This is an InTheSnow overview of where is TYPICALLY open in November to ski in any year.
*** For a snapshot of the current situation this year, please check out regularly updated snow news feed here. ***
November is the month when skiers in Europe, North America, Asia and North Africa all look to the skies and pray for cold weather and abundant snowfall in the mountains to get the new season started.
There’s usually at least a dozen ski areas open in Europe by the time November starts, of which more detail below, and most years the first North American areas have opened for the season by late October too.
By the end of the month the main season the main season is beginning to kick off and there are usually at least a hundred, in a good year several hundred centres open by the final weekend of the month.
In North America that final weekend is a long one for the big Thanksgiving Holiday so ski areas are especially keen to be open for that if they can.
It’s all down to the snow!
The southern hemisphere’s ski season is usually over by now, but there’s an outside chance a few ski areas like Mt Hutt and Mt Ruapehu have a little terrain left open in to ‘Snowvember’ – the last month before summertime there.

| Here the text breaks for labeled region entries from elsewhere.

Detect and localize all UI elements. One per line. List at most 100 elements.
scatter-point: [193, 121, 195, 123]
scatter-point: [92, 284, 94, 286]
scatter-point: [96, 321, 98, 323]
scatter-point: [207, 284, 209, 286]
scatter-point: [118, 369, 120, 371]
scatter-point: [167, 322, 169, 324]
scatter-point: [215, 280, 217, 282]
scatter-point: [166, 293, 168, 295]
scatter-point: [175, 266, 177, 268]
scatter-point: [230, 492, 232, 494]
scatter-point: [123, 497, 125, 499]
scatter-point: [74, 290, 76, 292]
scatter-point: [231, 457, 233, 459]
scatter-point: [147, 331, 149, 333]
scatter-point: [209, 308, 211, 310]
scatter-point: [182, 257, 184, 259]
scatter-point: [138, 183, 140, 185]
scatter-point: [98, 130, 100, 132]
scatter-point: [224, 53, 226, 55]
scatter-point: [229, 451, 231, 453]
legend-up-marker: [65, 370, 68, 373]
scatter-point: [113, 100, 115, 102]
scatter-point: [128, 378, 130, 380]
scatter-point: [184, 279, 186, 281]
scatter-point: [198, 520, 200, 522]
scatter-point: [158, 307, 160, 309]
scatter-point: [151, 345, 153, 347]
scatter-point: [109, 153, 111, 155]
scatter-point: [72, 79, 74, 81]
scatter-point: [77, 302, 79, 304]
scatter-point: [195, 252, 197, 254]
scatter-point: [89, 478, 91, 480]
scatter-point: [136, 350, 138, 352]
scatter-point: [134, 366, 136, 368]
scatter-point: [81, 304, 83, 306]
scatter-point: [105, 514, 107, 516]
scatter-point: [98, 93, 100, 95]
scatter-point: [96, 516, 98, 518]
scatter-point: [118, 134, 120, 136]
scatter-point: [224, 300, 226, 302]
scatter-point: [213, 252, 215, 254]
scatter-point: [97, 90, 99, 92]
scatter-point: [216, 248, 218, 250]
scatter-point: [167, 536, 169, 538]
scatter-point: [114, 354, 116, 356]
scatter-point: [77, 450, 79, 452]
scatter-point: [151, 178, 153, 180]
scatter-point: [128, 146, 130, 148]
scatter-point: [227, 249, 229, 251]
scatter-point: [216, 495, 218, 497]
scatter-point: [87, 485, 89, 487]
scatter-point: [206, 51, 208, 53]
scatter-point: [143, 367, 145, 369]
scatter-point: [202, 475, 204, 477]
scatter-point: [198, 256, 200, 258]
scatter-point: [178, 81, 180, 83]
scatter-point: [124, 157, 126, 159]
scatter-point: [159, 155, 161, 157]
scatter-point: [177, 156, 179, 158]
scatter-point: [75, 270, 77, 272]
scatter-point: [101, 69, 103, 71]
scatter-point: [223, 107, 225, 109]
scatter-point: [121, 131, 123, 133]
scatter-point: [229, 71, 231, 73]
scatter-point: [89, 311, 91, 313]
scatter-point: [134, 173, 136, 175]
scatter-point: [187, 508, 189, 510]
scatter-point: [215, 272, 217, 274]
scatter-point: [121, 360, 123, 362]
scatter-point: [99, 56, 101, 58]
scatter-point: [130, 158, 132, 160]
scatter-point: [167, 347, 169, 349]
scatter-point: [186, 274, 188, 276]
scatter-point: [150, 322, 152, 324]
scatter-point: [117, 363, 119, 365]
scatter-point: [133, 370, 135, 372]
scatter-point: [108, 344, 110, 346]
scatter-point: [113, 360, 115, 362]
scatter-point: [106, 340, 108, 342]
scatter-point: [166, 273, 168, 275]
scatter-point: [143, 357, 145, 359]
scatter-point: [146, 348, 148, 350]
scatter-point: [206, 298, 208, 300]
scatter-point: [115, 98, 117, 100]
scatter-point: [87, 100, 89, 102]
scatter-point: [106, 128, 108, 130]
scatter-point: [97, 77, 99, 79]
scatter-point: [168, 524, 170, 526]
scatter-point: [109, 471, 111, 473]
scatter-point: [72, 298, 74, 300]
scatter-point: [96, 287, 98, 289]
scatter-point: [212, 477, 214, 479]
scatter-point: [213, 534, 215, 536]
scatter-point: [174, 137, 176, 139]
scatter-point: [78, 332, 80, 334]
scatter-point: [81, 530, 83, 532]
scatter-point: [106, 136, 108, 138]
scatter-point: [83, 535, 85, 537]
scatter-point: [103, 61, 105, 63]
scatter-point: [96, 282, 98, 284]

There’s usually at least a dozen glacier ski areas in the Alps by the start of November, although the list does depend on snowfall to some extent.
Fairly reliable though are Engelberg, Saas-Fee and Zermatt in Switzerland and the Hintertux (pictured above in November 2022), Stubai, Pitztal, Solden, Kitzsteinhorn (above Kaprun) and Kaunertal. Val Senales in Italy is also usually open at Tignes in France aims to be.
Then – around the middle of the month – it’s the turn of high altitude areas that don’t rely on glaciers with Obergurgl and Obertauern in Austria usually the first of these to open there and Europe’s highest resort, Val Thorens in France. Cortina d’Ampezzo in Italy also opens its highest terrain as soon as it can each autumn, as does Switzerland’s Andermatt.
November can be quite wintery in Scandinavia with snow lying down to resort level (and staying) in Lapland in the north.
The resorts on Ruka (pictured above in November 2022) and Levi use snowfarming (re-using snow stockpiled through the summer to create a few runs in early autumn) to open in October. Several small resorts in Sweden do the same.
By November there’s usual natural snowfall and fresh snowmaking on top.
The Rest Of Europe
Expect increasingly wintery weather on mountains across Europe which some, but not all, years leads to centres opening early in the Pyrenees, Eastern Europe, Scandinavia and elsewhere.
There’ a contest each November between high altitude ski areas in the Colorado Rockies, northerly latitude centres in Alberta, Canada and often very cold locations in the Midwest and eastern North America to be the first to open on the continent.
Usually opening in or before the first weeks of November are resorts including Arapahoe Basin, Breckenridge, Loveland, Keystone, Winter Park and Wolf Creek in Colorado; Sunshine, Lake Louise, Norquay, Marmot Basin near Jasper (pictured top in early-Novemeber 2022) and Nakiska, closest to Calgary in Alberta and maybe Killington in Vermont. Over on the West, Mammoth Mountain usually opens in early November in California.
But in a good early snowfall year, many more resorts may be opening early, particularly in the US.
By the end of November most of the continent’s major ski areas and many smaller ones will be open if they can, ahead of the Thanksgiving Holiday weekend in the US.
Most of Japan’s leading ski areas aim to open towards the end of November.
A few small centres open earlier in the month, sometimes in October, using intensive snowmaking.
High altitude areas in China have also been battling to be the first in the country to open, sometimes in September or October, in recent years too.
Indoors and Dry Slopes
We shouldn’t forget that for about 7 months of the year there are now more indoor snow centres open than regular outdoor ski areas, so we can often get a quick snow fix closer to home.
The tally is now more than 120 centres open in more than 35 countries across six continents.
There are hundreds of dry slopes to make some turns on too.